Algumas despertam sentimentos especiais. Recentemente, Fábio resolveu comprar pela internet a camisa do Cianorte (PR), time que se sagrou campeão da 2a Divisão paranaense. Ao finalizar o pedido, o vendedor perguntou:

Como o senhor prefere receber a encomenda? E que nunca vendemos para pessoas que moram fora do nosso Estado.

Outra camisa que causou estranheza foi a do Surubim. Após recebê-la em uma troca, Fábio a achou feia. Até pensou que fosse camisa pirata e a ofereceu a outros colecionadores, desde que houvesse troca pela camisa do Juventus (SP), que ainda não tinha. Para a surpresa dele, houve dezenas de pedidos na sua timeline. Fiel às regras do grupo, negociou com o primeiro a fazer contato e soube que ele colecionava camisas de times pequenos da região Nordeste apenas.

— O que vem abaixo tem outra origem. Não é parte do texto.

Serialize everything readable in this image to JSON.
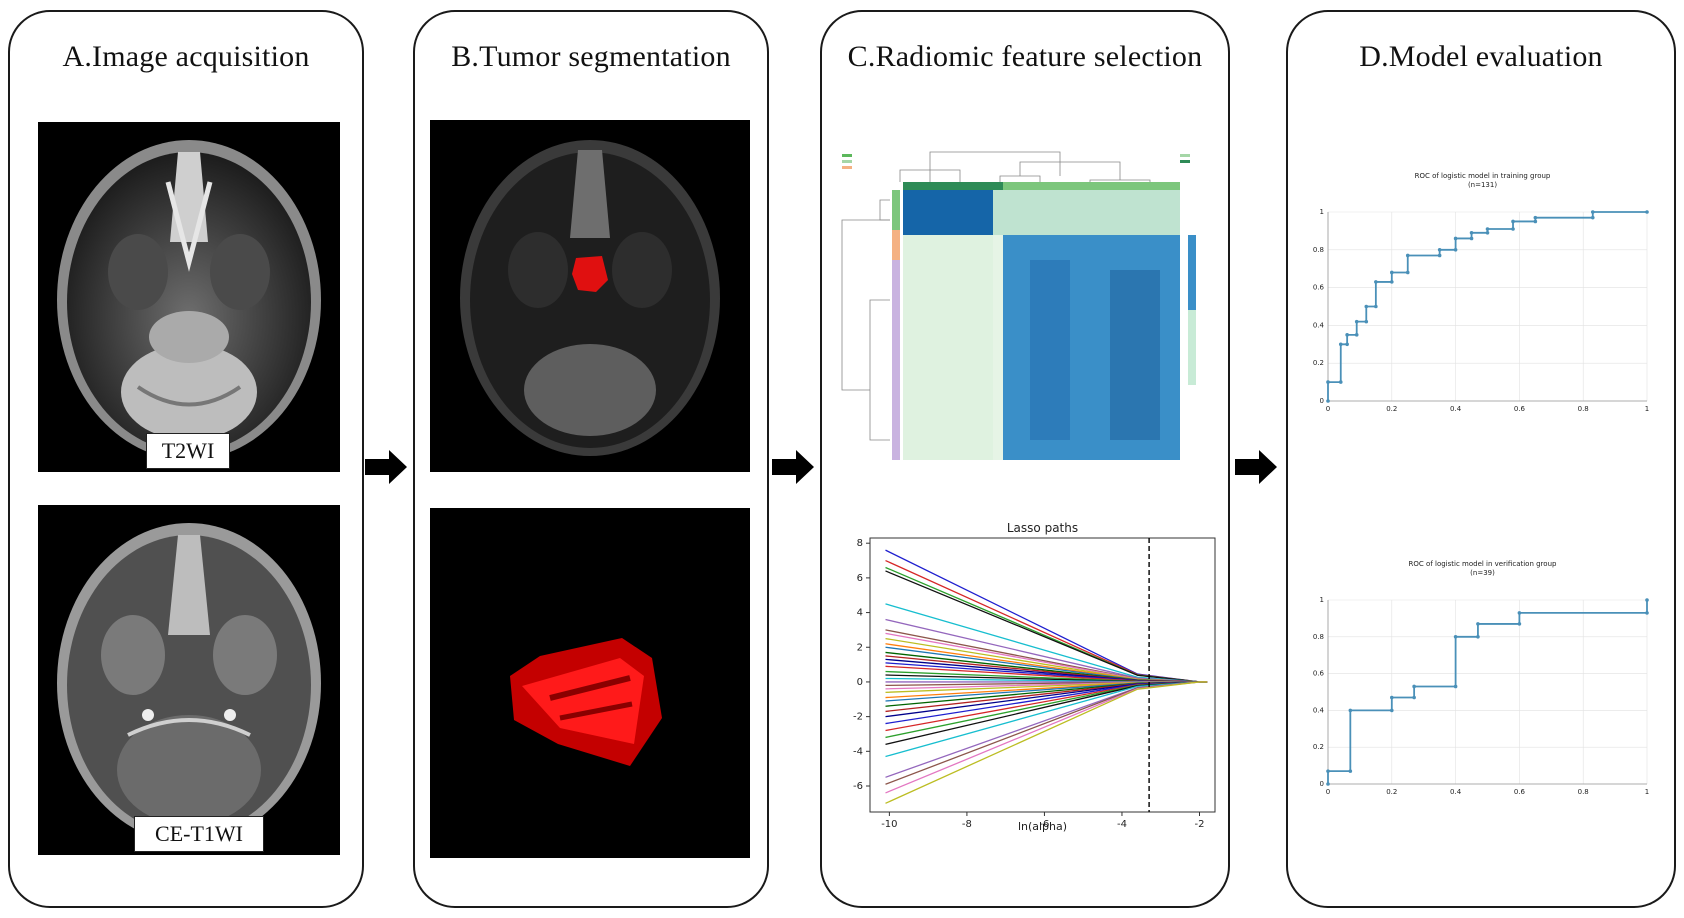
{
  "panels": [
    {
      "title": "A.Image acquisition"
    },
    {
      "title": "B.Tumor segmentation"
    },
    {
      "title": "C.Radiomic feature selection"
    },
    {
      "title": "D.Model evaluation"
    }
  ],
  "labels": {
    "t2wi": "T2WI",
    "cet1wi": "CE-T1WI"
  },
  "colors": {
    "tumor": "#e01010",
    "roc_line": "#4a90b8",
    "lasso_cutoff": "#000000"
  },
  "lasso": {
    "title": "Lasso paths",
    "xlabel": "ln(alpha)",
    "xticks": [
      "-10",
      "-8",
      "-6",
      "-4",
      "-2"
    ],
    "yticks": [
      "8",
      "6",
      "4",
      "2",
      "0",
      "-2",
      "-4",
      "-6"
    ],
    "cutoff_x": -3.3
  },
  "roc_training": {
    "title": "ROC of logistic model in training group",
    "subtitle": "(n=131)",
    "xticks": [
      "0",
      "0.2",
      "0.4",
      "0.6",
      "0.8",
      "1"
    ],
    "yticks": [
      "1",
      "0.8",
      "0.6",
      "0.4",
      "0.2",
      "0"
    ]
  },
  "roc_validation": {
    "title": "ROC of logistic model in verification group",
    "subtitle": "(n=39)",
    "xticks": [
      "0",
      "0.2",
      "0.4",
      "0.6",
      "0.8",
      "1"
    ],
    "yticks": [
      "1",
      "0.8",
      "0.6",
      "0.4",
      "0.2",
      "0"
    ]
  },
  "chart_data": [
    {
      "type": "line",
      "title": "Lasso paths",
      "xlabel": "ln(alpha)",
      "ylabel": "",
      "xlim": [
        -10.5,
        -1.6
      ],
      "ylim": [
        -7.5,
        8.3
      ],
      "converge_x": -2.0,
      "cutoff_x": -3.3,
      "series_start_values": [
        7.6,
        7.0,
        6.6,
        6.4,
        4.5,
        3.6,
        3.0,
        2.8,
        2.5,
        2.2,
        2.0,
        1.7,
        1.5,
        1.3,
        1.1,
        0.9,
        0.6,
        0.4,
        0.2,
        0.0,
        -0.2,
        -0.4,
        -0.6,
        -0.9,
        -1.1,
        -1.4,
        -1.7,
        -2.0,
        -2.4,
        -2.8,
        -3.2,
        -3.6,
        -4.3,
        -5.5,
        -5.9,
        -6.4,
        -7.0
      ]
    },
    {
      "type": "line",
      "title": "ROC of logistic model in training group",
      "xlim": [
        0,
        1
      ],
      "ylim": [
        0,
        1
      ],
      "x": [
        0,
        0,
        0.04,
        0.04,
        0.06,
        0.06,
        0.09,
        0.09,
        0.12,
        0.12,
        0.15,
        0.15,
        0.2,
        0.2,
        0.25,
        0.25,
        0.35,
        0.35,
        0.4,
        0.4,
        0.45,
        0.45,
        0.5,
        0.5,
        0.58,
        0.58,
        0.65,
        0.65,
        0.83,
        0.83,
        1.0
      ],
      "y": [
        0,
        0.1,
        0.1,
        0.3,
        0.3,
        0.35,
        0.35,
        0.42,
        0.42,
        0.5,
        0.5,
        0.63,
        0.63,
        0.68,
        0.68,
        0.77,
        0.77,
        0.8,
        0.8,
        0.86,
        0.86,
        0.89,
        0.89,
        0.91,
        0.91,
        0.95,
        0.95,
        0.97,
        0.97,
        1.0,
        1.0
      ]
    },
    {
      "type": "line",
      "title": "ROC of logistic model in verification group",
      "xlim": [
        0,
        1
      ],
      "ylim": [
        0,
        1
      ],
      "x": [
        0,
        0,
        0.07,
        0.07,
        0.2,
        0.2,
        0.27,
        0.27,
        0.4,
        0.4,
        0.47,
        0.47,
        0.6,
        0.6,
        1.0,
        1.0
      ],
      "y": [
        0,
        0.07,
        0.07,
        0.4,
        0.4,
        0.47,
        0.47,
        0.53,
        0.53,
        0.8,
        0.8,
        0.87,
        0.87,
        0.93,
        0.93,
        1.0
      ]
    }
  ]
}
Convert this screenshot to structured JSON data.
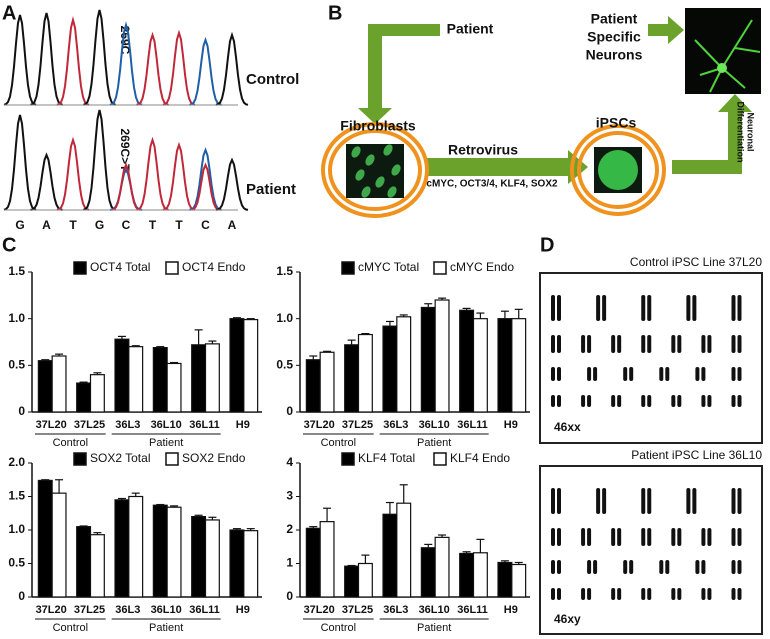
{
  "panel_labels": [
    "A",
    "B",
    "C",
    "D"
  ],
  "panel_a": {
    "rows": [
      {
        "label": "Control",
        "annotation": "269C"
      },
      {
        "label": "Patient",
        "annotation": "269C>T"
      }
    ],
    "bases": [
      "G",
      "A",
      "T",
      "G",
      "C",
      "T",
      "T",
      "C",
      "A"
    ]
  },
  "panel_b": {
    "patient": "Patient",
    "neurons": [
      "Patient",
      "Specific",
      "Neurons"
    ],
    "fibroblasts": "Fibroblasts",
    "retrovirus": "Retrovirus",
    "factors": "cMYC, OCT3/4, KLF4, SOX2",
    "ipscs": "iPSCs",
    "differentiation": [
      "Neuronal",
      "Differentiation"
    ]
  },
  "panel_d": {
    "karyotypes": [
      {
        "title": "Control iPSC Line 37L20",
        "label": "46xx"
      },
      {
        "title": "Patient iPSC Line 36L10",
        "label": "46xy"
      }
    ]
  },
  "chart_data": [
    {
      "type": "bar",
      "categories": [
        "37L20",
        "37L25",
        "36L3",
        "36L10",
        "36L11",
        "H9"
      ],
      "group_labels": [
        "Control",
        "Control",
        "Patient",
        "Patient",
        "Patient",
        null
      ],
      "series": [
        {
          "name": "OCT4 Total",
          "color": "#000000",
          "values": [
            0.55,
            0.31,
            0.78,
            0.69,
            0.72,
            1.0
          ],
          "errors": [
            0.01,
            0.01,
            0.03,
            0.01,
            0.16,
            0.01
          ]
        },
        {
          "name": "OCT4 Endo",
          "color": "#ffffff",
          "values": [
            0.6,
            0.4,
            0.7,
            0.52,
            0.73,
            0.99
          ],
          "errors": [
            0.02,
            0.02,
            0.01,
            0.01,
            0.03,
            0.01
          ]
        }
      ],
      "ylim": [
        0,
        1.5
      ],
      "yticks": [
        0,
        0.5,
        {
          "value": 1,
          "label": "1.0"
        },
        1.5
      ]
    },
    {
      "type": "bar",
      "categories": [
        "37L20",
        "37L25",
        "36L3",
        "36L10",
        "36L11",
        "H9"
      ],
      "group_labels": [
        "Control",
        "Control",
        "Patient",
        "Patient",
        "Patient",
        null
      ],
      "series": [
        {
          "name": "cMYC Total",
          "color": "#000000",
          "values": [
            0.56,
            0.72,
            0.92,
            1.12,
            1.09,
            1.0
          ],
          "errors": [
            0.04,
            0.05,
            0.05,
            0.04,
            0.02,
            0.08
          ]
        },
        {
          "name": "cMYC Endo",
          "color": "#ffffff",
          "values": [
            0.64,
            0.83,
            1.02,
            1.2,
            1.0,
            1.0
          ],
          "errors": [
            0.01,
            0.01,
            0.02,
            0.02,
            0.06,
            0.1
          ]
        }
      ],
      "ylim": [
        0,
        1.5
      ],
      "yticks": [
        0,
        0.5,
        {
          "value": 1,
          "label": "1.0"
        },
        1.5
      ]
    },
    {
      "type": "bar",
      "categories": [
        "37L20",
        "37L25",
        "36L3",
        "36L10",
        "36L11",
        "H9"
      ],
      "group_labels": [
        "Control",
        "Control",
        "Patient",
        "Patient",
        "Patient",
        null
      ],
      "series": [
        {
          "name": "SOX2 Total",
          "color": "#000000",
          "values": [
            1.74,
            1.05,
            1.45,
            1.37,
            1.2,
            1.0
          ],
          "errors": [
            0.01,
            0.01,
            0.02,
            0.01,
            0.02,
            0.02
          ]
        },
        {
          "name": "SOX2 Endo",
          "color": "#ffffff",
          "values": [
            1.55,
            0.93,
            1.5,
            1.34,
            1.15,
            0.99
          ],
          "errors": [
            0.2,
            0.03,
            0.05,
            0.02,
            0.04,
            0.03
          ]
        }
      ],
      "ylim": [
        0,
        2
      ],
      "yticks": [
        0,
        0.5,
        {
          "value": 1,
          "label": "1.0"
        },
        1.5,
        {
          "value": 2,
          "label": "2.0"
        }
      ]
    },
    {
      "type": "bar",
      "categories": [
        "37L20",
        "37L25",
        "36L3",
        "36L10",
        "36L11",
        "H9"
      ],
      "group_labels": [
        "Control",
        "Control",
        "Patient",
        "Patient",
        "Patient",
        null
      ],
      "series": [
        {
          "name": "KLF4 Total",
          "color": "#000000",
          "values": [
            2.05,
            0.92,
            2.47,
            1.47,
            1.3,
            1.03
          ],
          "errors": [
            0.05,
            0.02,
            0.35,
            0.1,
            0.05,
            0.05
          ]
        },
        {
          "name": "KLF4 Endo",
          "color": "#ffffff",
          "values": [
            2.25,
            1.0,
            2.8,
            1.78,
            1.32,
            0.97
          ],
          "errors": [
            0.4,
            0.25,
            0.55,
            0.07,
            0.4,
            0.06
          ]
        }
      ],
      "ylim": [
        0,
        4
      ],
      "yticks": [
        0,
        1,
        2,
        3,
        4
      ]
    }
  ]
}
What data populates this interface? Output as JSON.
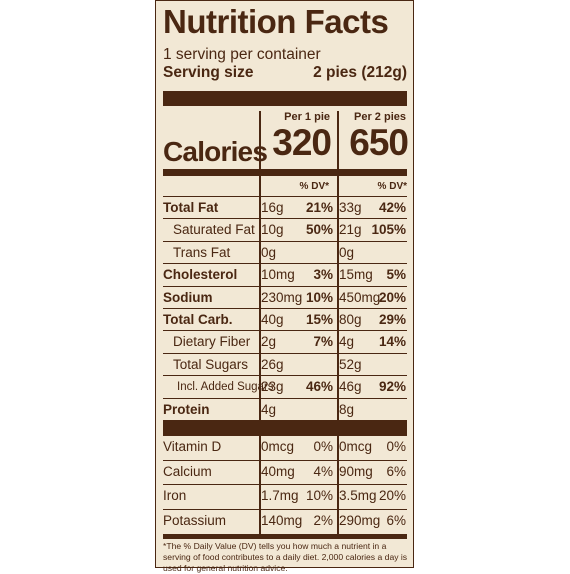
{
  "label": {
    "title": "Nutrition Facts",
    "servings_per_container": "1 serving per container",
    "serving_size_label": "Serving size",
    "serving_size_value": "2 pies (212g)",
    "col1_header": "Per 1 pie",
    "col2_header": "Per 2 pies",
    "calories_label": "Calories",
    "calories_1": "320",
    "calories_2": "650",
    "dv_header": "% DV*",
    "nutrients": [
      {
        "name": "Total Fat",
        "amt1": "16g",
        "dv1": "21%",
        "amt2": "33g",
        "dv2": "42%"
      },
      {
        "name": "Saturated Fat",
        "amt1": "10g",
        "dv1": "50%",
        "amt2": "21g",
        "dv2": "105%"
      },
      {
        "name": "Trans Fat",
        "amt1": "0g",
        "dv1": "",
        "amt2": "0g",
        "dv2": ""
      },
      {
        "name": "Cholesterol",
        "amt1": "10mg",
        "dv1": "3%",
        "amt2": "15mg",
        "dv2": "5%"
      },
      {
        "name": "Sodium",
        "amt1": "230mg",
        "dv1": "10%",
        "amt2": "450mg",
        "dv2": "20%"
      },
      {
        "name": "Total Carb.",
        "amt1": "40g",
        "dv1": "15%",
        "amt2": "80g",
        "dv2": "29%"
      },
      {
        "name": "Dietary Fiber",
        "amt1": "2g",
        "dv1": "7%",
        "amt2": "4g",
        "dv2": "14%"
      },
      {
        "name": "Total Sugars",
        "amt1": "26g",
        "dv1": "",
        "amt2": "52g",
        "dv2": ""
      },
      {
        "name": "Incl. Added Sugars",
        "amt1": "23g",
        "dv1": "46%",
        "amt2": "46g",
        "dv2": "92%"
      },
      {
        "name": "Protein",
        "amt1": "4g",
        "dv1": "",
        "amt2": "8g",
        "dv2": ""
      }
    ],
    "vitamins": [
      {
        "name": "Vitamin D",
        "amt1": "0mcg",
        "dv1": "0%",
        "amt2": "0mcg",
        "dv2": "0%"
      },
      {
        "name": "Calcium",
        "amt1": "40mg",
        "dv1": "4%",
        "amt2": "90mg",
        "dv2": "6%"
      },
      {
        "name": "Iron",
        "amt1": "1.7mg",
        "dv1": "10%",
        "amt2": "3.5mg",
        "dv2": "20%"
      },
      {
        "name": "Potassium",
        "amt1": "140mg",
        "dv1": "2%",
        "amt2": "290mg",
        "dv2": "6%"
      }
    ],
    "footnote": "*The % Daily Value (DV) tells you how much a nutrient in a serving of food contributes to a daily diet. 2,000 calories a day is used for general nutrition advice.",
    "colors": {
      "ink": "#4a2712",
      "background": "#f2e8d5"
    }
  }
}
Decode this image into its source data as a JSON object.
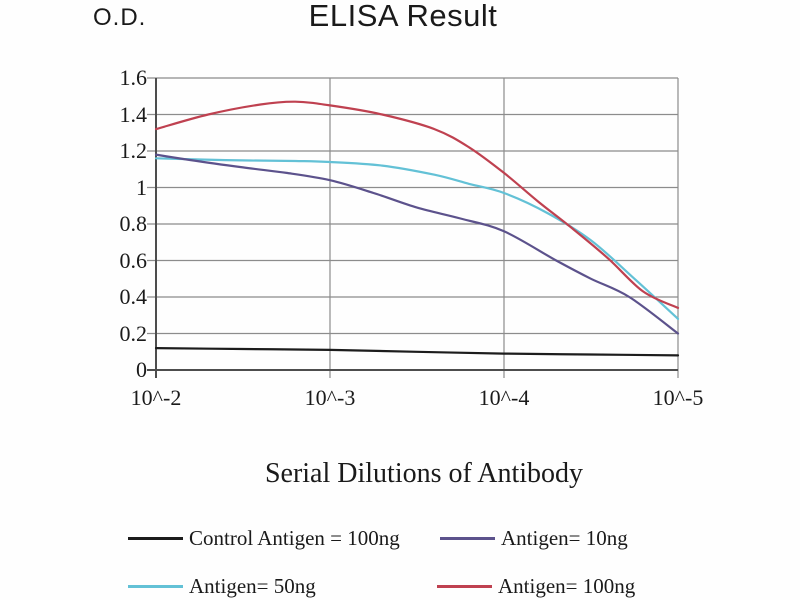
{
  "header": {
    "y_axis_label": "O.D.",
    "title": "ELISA Result"
  },
  "x_axis": {
    "title": "Serial Dilutions of Antibody",
    "tick_labels": [
      "10^-2",
      "10^-3",
      "10^-4",
      "10^-5"
    ]
  },
  "y_axis": {
    "tick_labels_top_to_bottom": [
      "1.6",
      "1.4",
      "1.2",
      "1",
      "0.8",
      "0.6",
      "0.4",
      "0.2",
      "0"
    ],
    "min": 0,
    "max": 1.6
  },
  "legend": [
    {
      "label": "Control Antigen = 100ng",
      "color": "#1c1c1c"
    },
    {
      "label": "Antigen= 10ng",
      "color": "#5c528c"
    },
    {
      "label": "Antigen= 50ng",
      "color": "#63c1d6"
    },
    {
      "label": "Antigen= 100ng",
      "color": "#bf4150"
    }
  ],
  "colors": {
    "gridline": "#8c8c8c",
    "axis": "#4d4d4d",
    "text": "#1a1a1a"
  },
  "chart_data": {
    "type": "line",
    "title": "ELISA Result",
    "xlabel": "Serial Dilutions of Antibody",
    "ylabel": "O.D.",
    "x_categories": [
      "10^-2",
      "10^-3",
      "10^-4",
      "10^-5"
    ],
    "x_decades": [
      2,
      3,
      4,
      5
    ],
    "ylim": [
      0,
      1.6
    ],
    "y_tick_step": 0.2,
    "grid": true,
    "legend_position": "bottom",
    "series": [
      {
        "name": "Control Antigen = 100ng",
        "color": "#1c1c1c",
        "values_at_ticks": [
          0.12,
          0.11,
          0.09,
          0.08
        ],
        "samples": [
          [
            2,
            0.12
          ],
          [
            2.5,
            0.115
          ],
          [
            3,
            0.11
          ],
          [
            3.5,
            0.1
          ],
          [
            4,
            0.09
          ],
          [
            4.5,
            0.085
          ],
          [
            5,
            0.08
          ]
        ]
      },
      {
        "name": "Antigen= 50ng",
        "color": "#63c1d6",
        "values_at_ticks": [
          1.16,
          1.14,
          0.97,
          0.28
        ],
        "samples": [
          [
            2,
            1.16
          ],
          [
            2.4,
            1.15
          ],
          [
            2.8,
            1.145
          ],
          [
            3,
            1.14
          ],
          [
            3.3,
            1.12
          ],
          [
            3.6,
            1.07
          ],
          [
            3.8,
            1.02
          ],
          [
            4,
            0.97
          ],
          [
            4.25,
            0.86
          ],
          [
            4.5,
            0.71
          ],
          [
            4.75,
            0.5
          ],
          [
            5,
            0.28
          ]
        ]
      },
      {
        "name": "Antigen= 10ng",
        "color": "#5c528c",
        "values_at_ticks": [
          1.18,
          1.04,
          0.76,
          0.2
        ],
        "samples": [
          [
            2,
            1.18
          ],
          [
            2.2,
            1.15
          ],
          [
            2.5,
            1.11
          ],
          [
            2.75,
            1.08
          ],
          [
            3,
            1.04
          ],
          [
            3.25,
            0.97
          ],
          [
            3.5,
            0.89
          ],
          [
            3.75,
            0.83
          ],
          [
            4,
            0.76
          ],
          [
            4.3,
            0.6
          ],
          [
            4.5,
            0.5
          ],
          [
            4.72,
            0.4
          ],
          [
            5,
            0.2
          ]
        ]
      },
      {
        "name": "Antigen= 100ng",
        "color": "#bf4150",
        "values_at_ticks": [
          1.32,
          1.45,
          1.08,
          0.34
        ],
        "samples": [
          [
            2,
            1.32
          ],
          [
            2.3,
            1.4
          ],
          [
            2.6,
            1.455
          ],
          [
            2.8,
            1.47
          ],
          [
            3,
            1.45
          ],
          [
            3.3,
            1.4
          ],
          [
            3.6,
            1.32
          ],
          [
            3.8,
            1.22
          ],
          [
            4,
            1.08
          ],
          [
            4.2,
            0.92
          ],
          [
            4.4,
            0.77
          ],
          [
            4.6,
            0.61
          ],
          [
            4.8,
            0.43
          ],
          [
            5,
            0.34
          ]
        ]
      }
    ]
  }
}
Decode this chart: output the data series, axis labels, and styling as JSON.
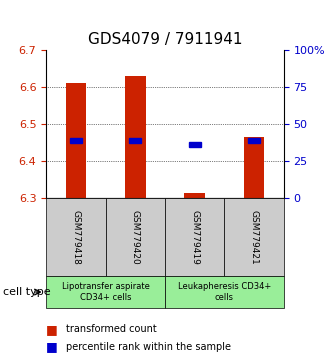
{
  "title": "GDS4079 / 7911941",
  "samples": [
    "GSM779418",
    "GSM779420",
    "GSM779419",
    "GSM779421"
  ],
  "y_min": 6.3,
  "y_max": 6.7,
  "y_ticks": [
    6.3,
    6.4,
    6.5,
    6.6,
    6.7
  ],
  "right_ticks": [
    0,
    25,
    50,
    75,
    100
  ],
  "right_tick_labels": [
    "0",
    "25",
    "50",
    "75",
    "100%"
  ],
  "bar_bottoms": [
    6.3,
    6.3,
    6.3,
    6.3
  ],
  "bar_tops": [
    6.61,
    6.63,
    6.315,
    6.465
  ],
  "percentile_values": [
    6.455,
    6.455,
    6.445,
    6.455
  ],
  "bar_color": "#cc2200",
  "percentile_color": "#0000cc",
  "group1_label": "Lipotransfer aspirate\nCD34+ cells",
  "group2_label": "Leukapheresis CD34+\ncells",
  "group1_color": "#cccccc",
  "group2_color": "#99ee99",
  "cell_type_label": "cell type",
  "legend_red_label": "transformed count",
  "legend_blue_label": "percentile rank within the sample",
  "title_fontsize": 11,
  "tick_fontsize": 8,
  "label_fontsize": 8
}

Futebol de botão é outra paixão

Além de colecionar camisas, Fábio é vidrado pelo futebol de mesa ou futebol de botão. Em uma peça da sua casa, no bairro Floresta, ele guarda com carinho livros, revistas, jornais e, claro, times de botão e uma mesa personalizada. Fábio gosta tanto do esporte que se diverte montando os próprios times e oferecendo os escudos elaborados por ele mesmo em um blog, o escuderias.blogspot.com, onde também faz comentários e divulga o seu trabalho de designer.

– Como sou formado em design, pensei em mostrar no blog o que eu fazia. Ali eu pude ver como o futebol de mesa é gigante.

Fábio só lamenta que os jovens não dão mais muito valor a essas brincadeiras, preferindo os jogos eletrônicos.

– Faço os times de botão pensando no meu filho, pois sei que um dia ele ainda vai se interessar pelo futebol de mesa e, quem sabe, se divertir comigo – brinca Fábio.

O publicitário tem ainda outras virtudes. Curte muito rock’n’roll e já comandou um programa de rádio em Joinville. O sonho dele é fazer um campeonato de futebol de mesa apenas com roqueiros da cidade. Se isso vai acontecer, é outra história.

– Esse é o meu universo e vejo esse trabalho como uma enorme terapia.

Com o blog ativo desde 2009, Fábio já fez ou criou mais de mil times de futebol de botão e afirma que espera fazer muitos mais.